The first contract contemplated a certain amount of cargo to carry in terms of metric tons so the number of missions derived from the spacecraft’s capacity. For the CRS-2 contract NASA decided to order the missions and each chosen company will perform at least six missions. Following the mishaps, the new contract requires insurance to cover damage to government property during the various phases of the missions.

The new CRS-2 contract also concerns other more technical elements that concerns the spacecraft’s transport possibilities. The missions under the new contract include new options concerning the delivery (food, hardware, scientific experiments), the return and the disposal of gargo both non-pressurized and pressurized.

Each mission may be different so NASA didn’t provide information on individual costs, merely indicating a potential total amount of $14 billion. This total value starts this year, meanin that it includes the remaining missions under the CRS contract in place, and arrives up to 2024.

So far, the SpaceX Dragon spacecraft was the only one able to bring back to Earth cargo such as scientific experiments and various samples to be analyzed beyond the capabilities of the instruments available on the International Space Station. Elon Musk’s company will keep on developing its spacecraft, which in future will be able to dock directly to the ISS instead of being captured by the robotic arm. Another possible innovation consists in landing on the ground using its thrusters to brake instead of splashing down in the ocean. However, this is a project that still requires more a rather long time for its development.
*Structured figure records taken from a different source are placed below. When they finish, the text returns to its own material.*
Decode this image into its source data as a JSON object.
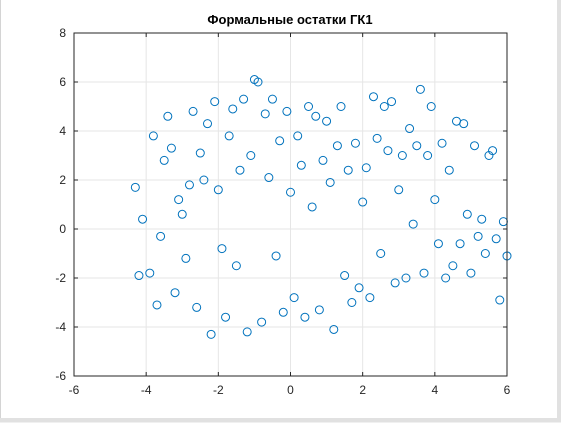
{
  "chart_data": {
    "type": "scatter",
    "title": "Формальные остатки ГК1",
    "xlabel": "",
    "ylabel": "",
    "xlim": [
      -6,
      6
    ],
    "ylim": [
      -6,
      8
    ],
    "xticks": [
      "-6",
      "-4",
      "-2",
      "0",
      "2",
      "4",
      "6"
    ],
    "yticks": [
      "-6",
      "-4",
      "-2",
      "0",
      "2",
      "4",
      "6",
      "8"
    ],
    "grid": true,
    "marker": "circle-open",
    "series_color": "#0072bd",
    "points": [
      [
        -4.3,
        1.7
      ],
      [
        -4.2,
        -1.9
      ],
      [
        -4.1,
        0.4
      ],
      [
        -3.9,
        -1.8
      ],
      [
        -3.8,
        3.8
      ],
      [
        -3.7,
        -3.1
      ],
      [
        -3.6,
        -0.3
      ],
      [
        -3.5,
        2.8
      ],
      [
        -3.4,
        4.6
      ],
      [
        -3.3,
        3.3
      ],
      [
        -3.2,
        -2.6
      ],
      [
        -3.1,
        1.2
      ],
      [
        -3.0,
        0.6
      ],
      [
        -2.9,
        -1.2
      ],
      [
        -2.8,
        1.8
      ],
      [
        -2.7,
        4.8
      ],
      [
        -2.6,
        -3.2
      ],
      [
        -2.5,
        3.1
      ],
      [
        -2.4,
        2.0
      ],
      [
        -2.3,
        4.3
      ],
      [
        -2.2,
        -4.3
      ],
      [
        -2.1,
        5.2
      ],
      [
        -2.0,
        1.6
      ],
      [
        -1.9,
        -0.8
      ],
      [
        -1.8,
        -3.6
      ],
      [
        -1.7,
        3.8
      ],
      [
        -1.6,
        4.9
      ],
      [
        -1.5,
        -1.5
      ],
      [
        -1.4,
        2.4
      ],
      [
        -1.3,
        5.3
      ],
      [
        -1.2,
        -4.2
      ],
      [
        -1.1,
        3.0
      ],
      [
        -1.0,
        6.1
      ],
      [
        -0.9,
        6.0
      ],
      [
        -0.8,
        -3.8
      ],
      [
        -0.7,
        4.7
      ],
      [
        -0.6,
        2.1
      ],
      [
        -0.5,
        5.3
      ],
      [
        -0.4,
        -1.1
      ],
      [
        -0.3,
        3.6
      ],
      [
        -0.2,
        -3.4
      ],
      [
        -0.1,
        4.8
      ],
      [
        0.0,
        1.5
      ],
      [
        0.1,
        -2.8
      ],
      [
        0.2,
        3.8
      ],
      [
        0.3,
        2.6
      ],
      [
        0.4,
        -3.6
      ],
      [
        0.5,
        5.0
      ],
      [
        0.6,
        0.9
      ],
      [
        0.7,
        4.6
      ],
      [
        0.8,
        -3.3
      ],
      [
        0.9,
        2.8
      ],
      [
        1.0,
        4.4
      ],
      [
        1.1,
        1.9
      ],
      [
        1.2,
        -4.1
      ],
      [
        1.3,
        3.4
      ],
      [
        1.4,
        5.0
      ],
      [
        1.5,
        -1.9
      ],
      [
        1.6,
        2.4
      ],
      [
        1.7,
        -3.0
      ],
      [
        1.8,
        3.5
      ],
      [
        1.9,
        -2.4
      ],
      [
        2.0,
        1.1
      ],
      [
        2.1,
        2.5
      ],
      [
        2.2,
        -2.8
      ],
      [
        2.3,
        5.4
      ],
      [
        2.4,
        3.7
      ],
      [
        2.5,
        -1.0
      ],
      [
        2.6,
        5.0
      ],
      [
        2.7,
        3.2
      ],
      [
        2.8,
        5.2
      ],
      [
        2.9,
        -2.2
      ],
      [
        3.0,
        1.6
      ],
      [
        3.1,
        3.0
      ],
      [
        3.2,
        -2.0
      ],
      [
        3.3,
        4.1
      ],
      [
        3.4,
        0.2
      ],
      [
        3.5,
        3.4
      ],
      [
        3.6,
        5.7
      ],
      [
        3.7,
        -1.8
      ],
      [
        3.8,
        3.0
      ],
      [
        3.9,
        5.0
      ],
      [
        4.0,
        1.2
      ],
      [
        4.1,
        -0.6
      ],
      [
        4.2,
        3.5
      ],
      [
        4.3,
        -2.0
      ],
      [
        4.4,
        2.4
      ],
      [
        4.5,
        -1.5
      ],
      [
        4.6,
        4.4
      ],
      [
        4.7,
        -0.6
      ],
      [
        4.8,
        4.3
      ],
      [
        4.9,
        0.6
      ],
      [
        5.0,
        -1.8
      ],
      [
        5.1,
        3.4
      ],
      [
        5.2,
        -0.3
      ],
      [
        5.3,
        0.4
      ],
      [
        5.4,
        -1.0
      ],
      [
        5.5,
        3.0
      ],
      [
        5.6,
        3.2
      ],
      [
        5.7,
        -0.4
      ],
      [
        5.8,
        -2.9
      ],
      [
        5.9,
        0.3
      ],
      [
        6.0,
        -1.1
      ]
    ]
  }
}
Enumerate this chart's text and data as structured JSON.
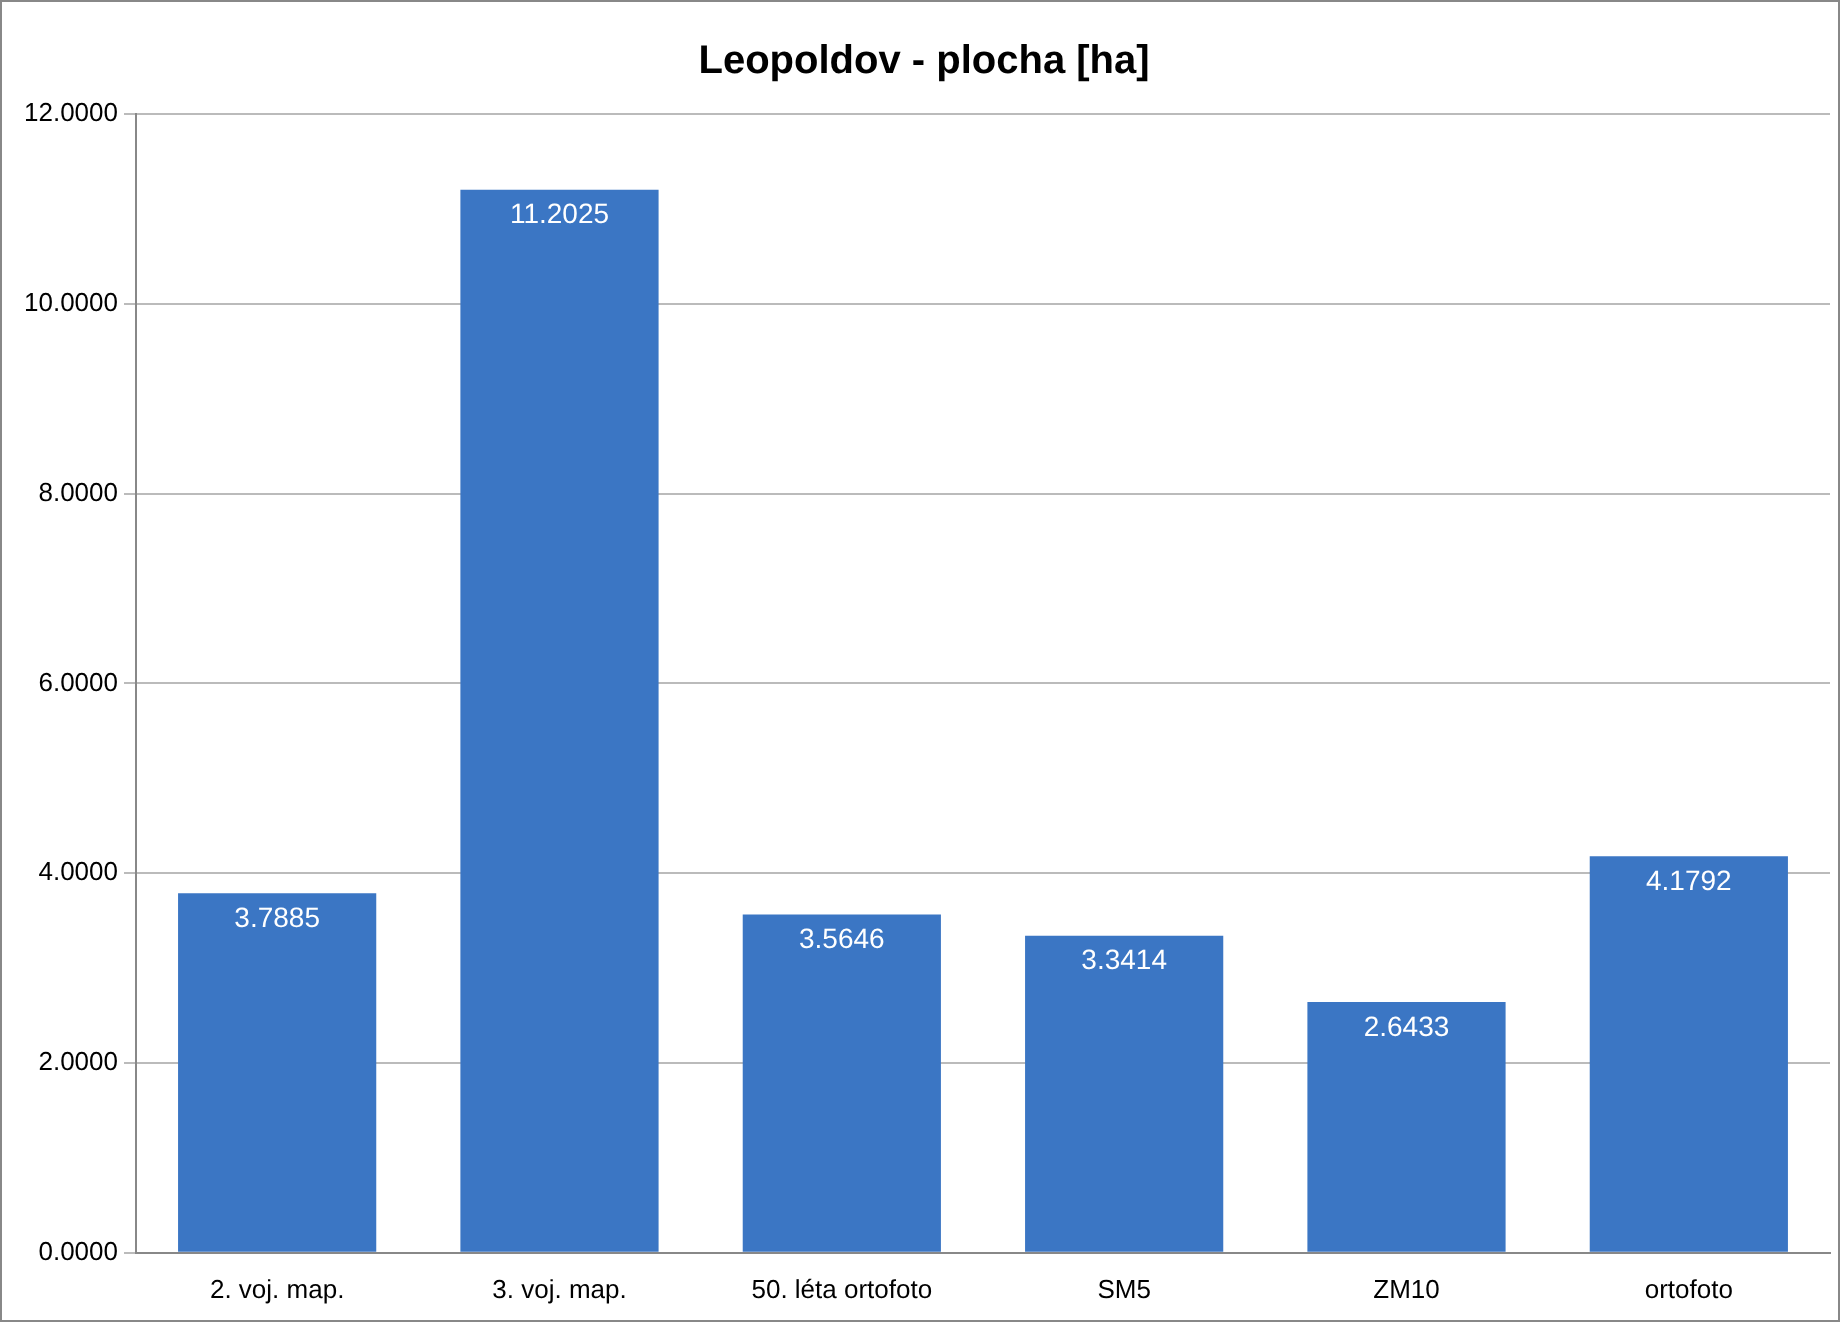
{
  "chart_data": {
    "type": "bar",
    "title": "Leopoldov - plocha [ha]",
    "categories": [
      "2. voj. map.",
      "3. voj. map.",
      "50. léta ortofoto",
      "SM5",
      "ZM10",
      "ortofoto"
    ],
    "values": [
      3.7885,
      11.2025,
      3.5646,
      3.3414,
      2.6433,
      4.1792
    ],
    "value_labels": [
      "3.7885",
      "11.2025",
      "3.5646",
      "3.3414",
      "2.6433",
      "4.1792"
    ],
    "color": "#3b76c4",
    "ylim": [
      0,
      12
    ],
    "yticks": [
      {
        "value": 0,
        "label": "0.0000"
      },
      {
        "value": 2,
        "label": "2.0000"
      },
      {
        "value": 4,
        "label": "4.0000"
      },
      {
        "value": 6,
        "label": "6.0000"
      },
      {
        "value": 8,
        "label": "8.0000"
      },
      {
        "value": 10,
        "label": "10.0000"
      },
      {
        "value": 12,
        "label": "12.0000"
      }
    ],
    "grid": "y",
    "legend": false
  }
}
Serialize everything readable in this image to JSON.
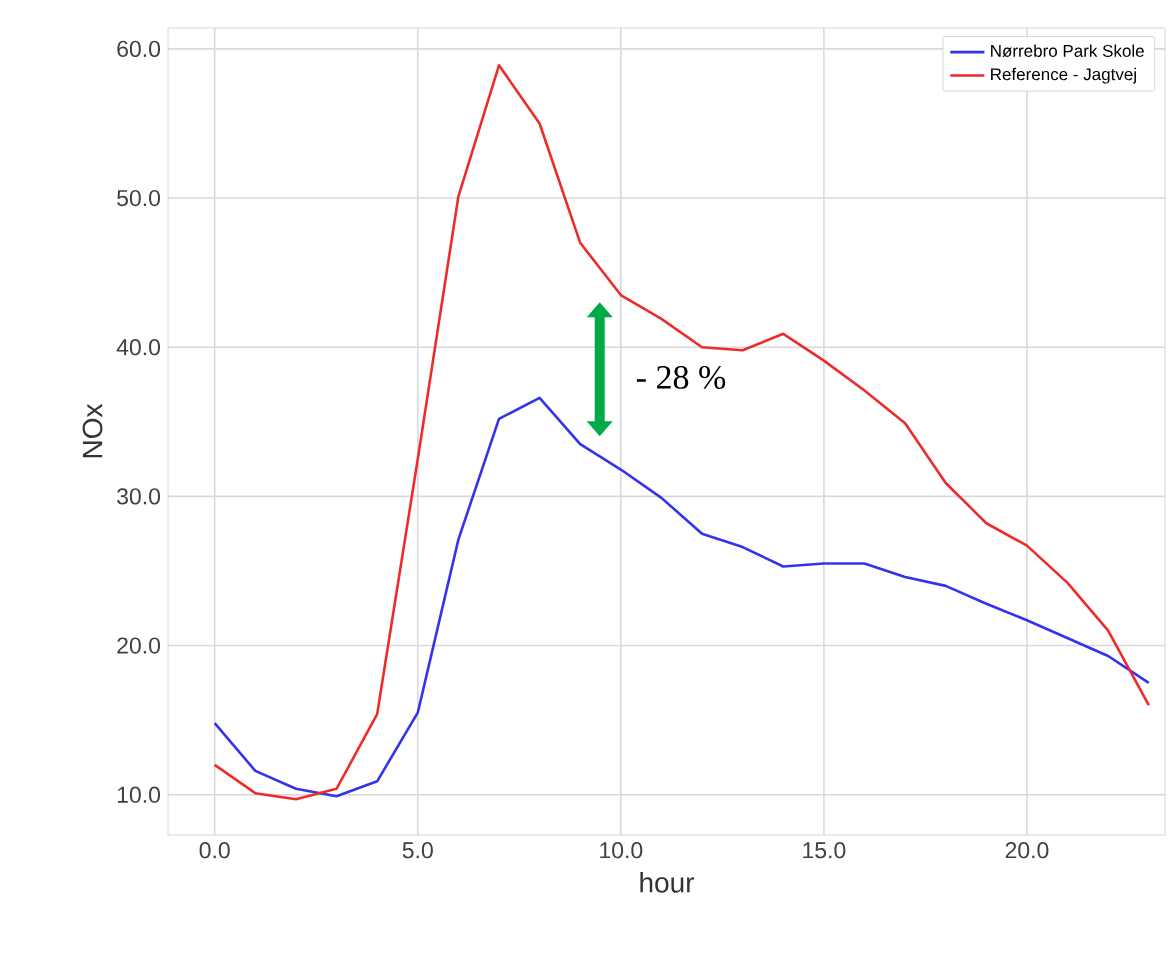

Orbital ATK will keep on using its Cygnus spacecraft, which will be used to dispose of waste and whatever is no longer needed on the International Space Station. The company is developing a new version of its Antares rocket but will make at least one more launch using the Atlas V.

The big news is Sierra Nevada Corporation with its Dream Chaser, a shuttle based on an old NASA project called the HL-20. The company is developing various versions of its spacecraft with varying sizes and characteristics for different markets and the one chosen for the CRS-2 contract is called the Dream Chaser Cargo System.

So far NASA seemed to not want to use a shuttle anymore because its Space Shuttle missions proved very expensive. The Dream Chaser can be launched on a regular rocket, the Atlas V, and the original design was upgraded to make the spacecraft truly reusable and contain costs.

The big advantage of the shuttle is that it can land like an airplane. The plan is to use the runway at the Kennedy Space Center but the Dream Chaser could land in an airport. The spacecraft can bring back to Earth science experiments and biological samples that could be taken very quickly to be delivered to the laboratories.

With the CRS-2 contract, NASA continues the new policy of working with private companies to develop American spacecraft. This will open the low Earth orbit to new business opportunities in a frontier that is not only scientific anymore but also commercial.